Fresh talent focuses on commercial success

Click to follow
The Independent Online
THERE is a small core of young film-makers who share the vision of a commercial British film industry and have dedicated themselves to achieving it.

The producer Alison OwenAllen, 31, may be the best known. She made the highly acclaimed film Hear My Song about the Irish tenor Josef Locke.

'There is a new school of thought,' she said. 'Partly it's a result of the recession and of the change at Channel 4, but there is a spirit. People now think about balance sheets; the need for commercial films.'

Vadim Jean, 28, is director of Leon the Pig Farmer, a film in which the cast, including Janet Suzman, agreed to work for deferred fees. The film won the international critics' prize at this year's Venice Film Festival.

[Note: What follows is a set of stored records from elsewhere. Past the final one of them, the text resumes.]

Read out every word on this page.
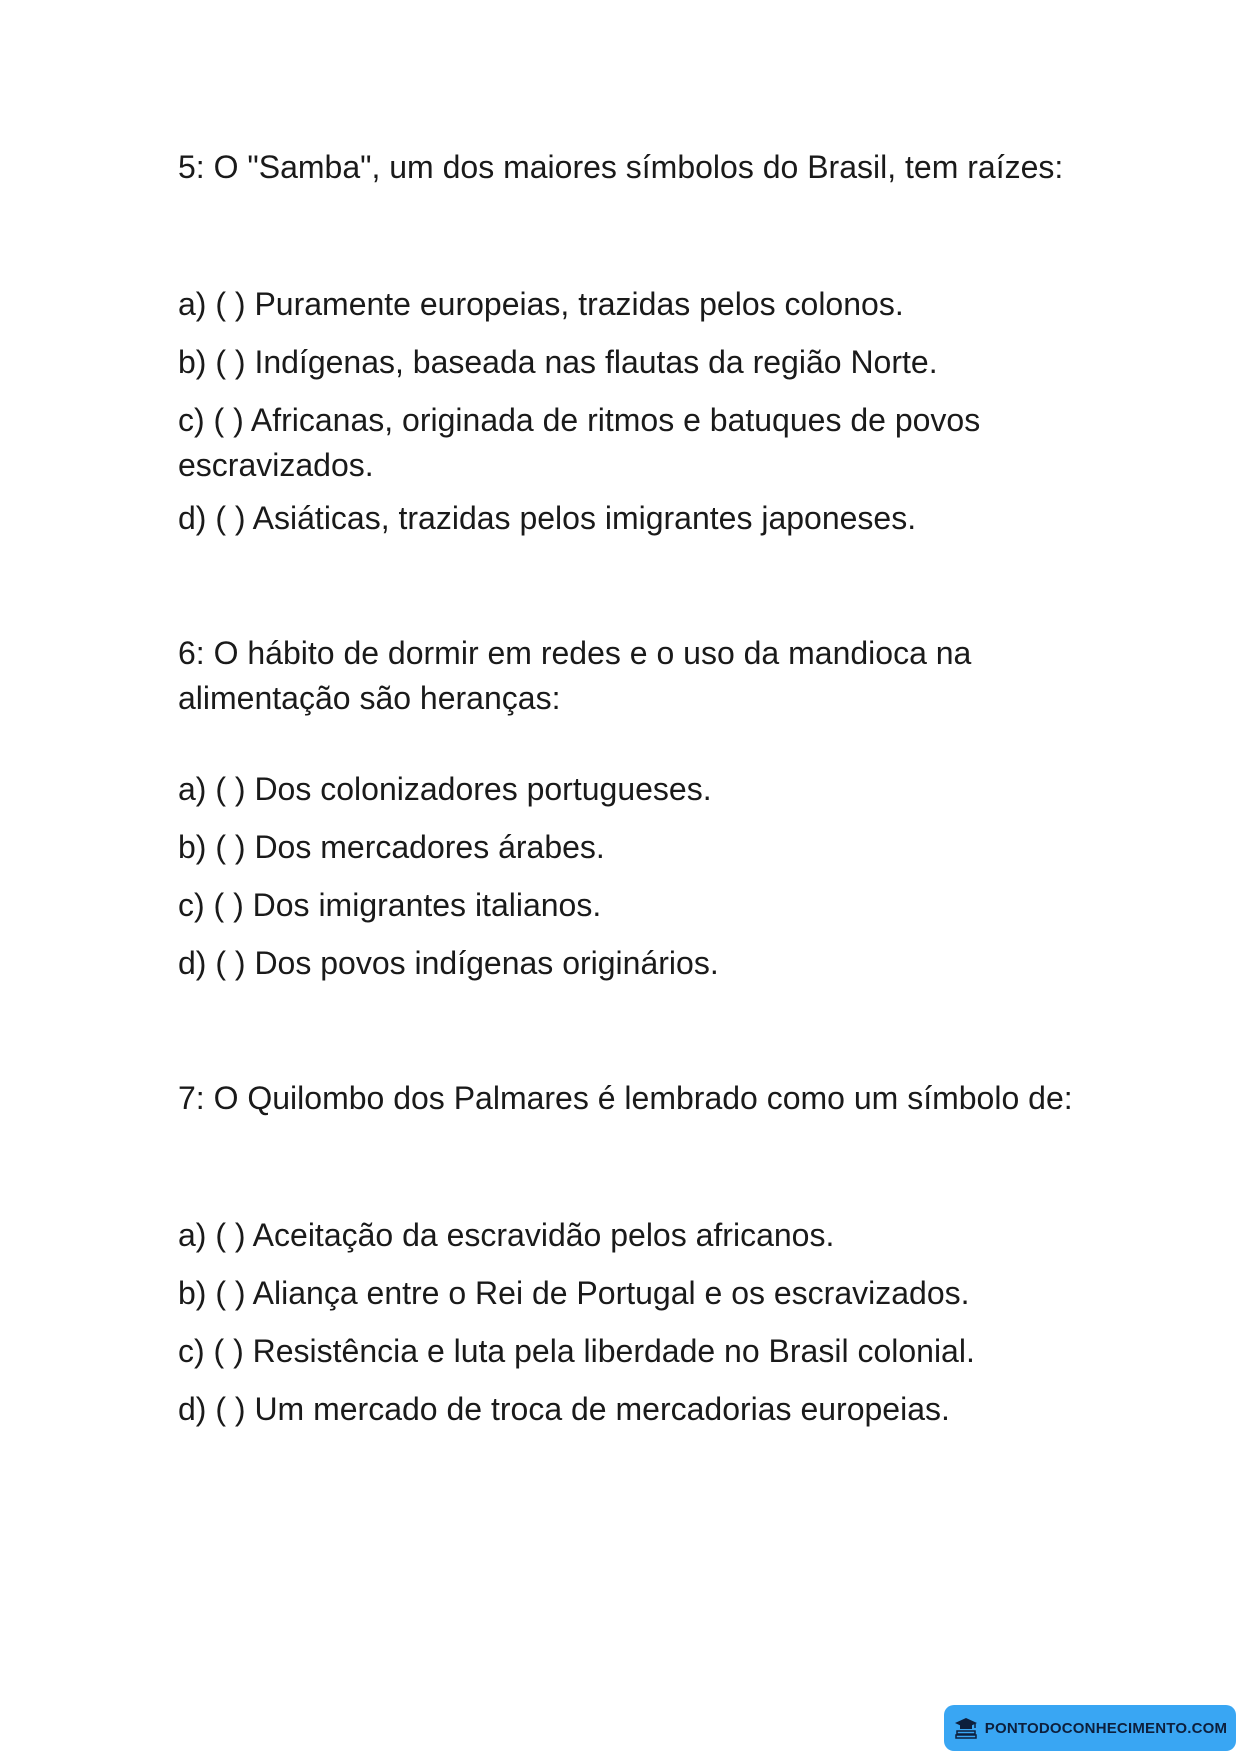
5: O "Samba", um dos maiores símbolos do Brasil, tem raízes:

a) ( ) Puramente europeias, trazidas pelos colonos.

b) ( ) Indígenas, baseada nas flautas da região Norte.

c) ( ) Africanas, originada de ritmos e batuques de povos escravizados.

d) ( ) Asiáticas, trazidas pelos imigrantes japoneses.

6: O hábito de dormir em redes e o uso da mandioca na alimentação são heranças:

a) ( ) Dos colonizadores portugueses.

b) ( ) Dos mercadores árabes.

c) ( ) Dos imigrantes italianos.

d) ( ) Dos povos indígenas originários.

7: O Quilombo dos Palmares é lembrado como um símbolo de:

a) ( ) Aceitação da escravidão pelos africanos.

b) ( ) Aliança entre o Rei de Portugal e os escravizados.

c) ( ) Resistência e luta pela liberdade no Brasil colonial.

d) ( ) Um mercado de troca de mercadorias europeias.

PONTODOCONHECIMENTO.COM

He worked on Leon with the writer/producer Gary Sinyor, 30, who was involved in commercials before going to National Film and Television School. His graduation film won a Bafta award and was screened on BBC 2.

Judy Hunt, 34, worked in advertising and then became a TV producer. Co-producer of London Kills Me, a commercial and critical flop, she was stung by the criticism but now argues 'for telling up-to-date stories, to become relevant, we have to be more commercial in our outlook'.

South African born Elaine Proctor, 31, is writer of Friends, a film currently being worked on. She studied in the UK at National Film School and her graduation film won a major British Film Institute award.

Producer Pete Salmi, 32, studied film at the Royal College of Art and then went to film school in Los Angeles. He is now working on a film about surfing in Cornwall with director Carl Prechezer, 27. 'It's a coming of age action movie, a commercial film with a British slant to it,' he said.

Ngozi Onwurah, 28, was born in Nigeria and brought up in Newcastle upon Tyne. She became a film director after studying at St Martin's School of Art and the National Film School, runs her own black film company and is now filming Welcome to the Terrordome, an angry film about urban youth.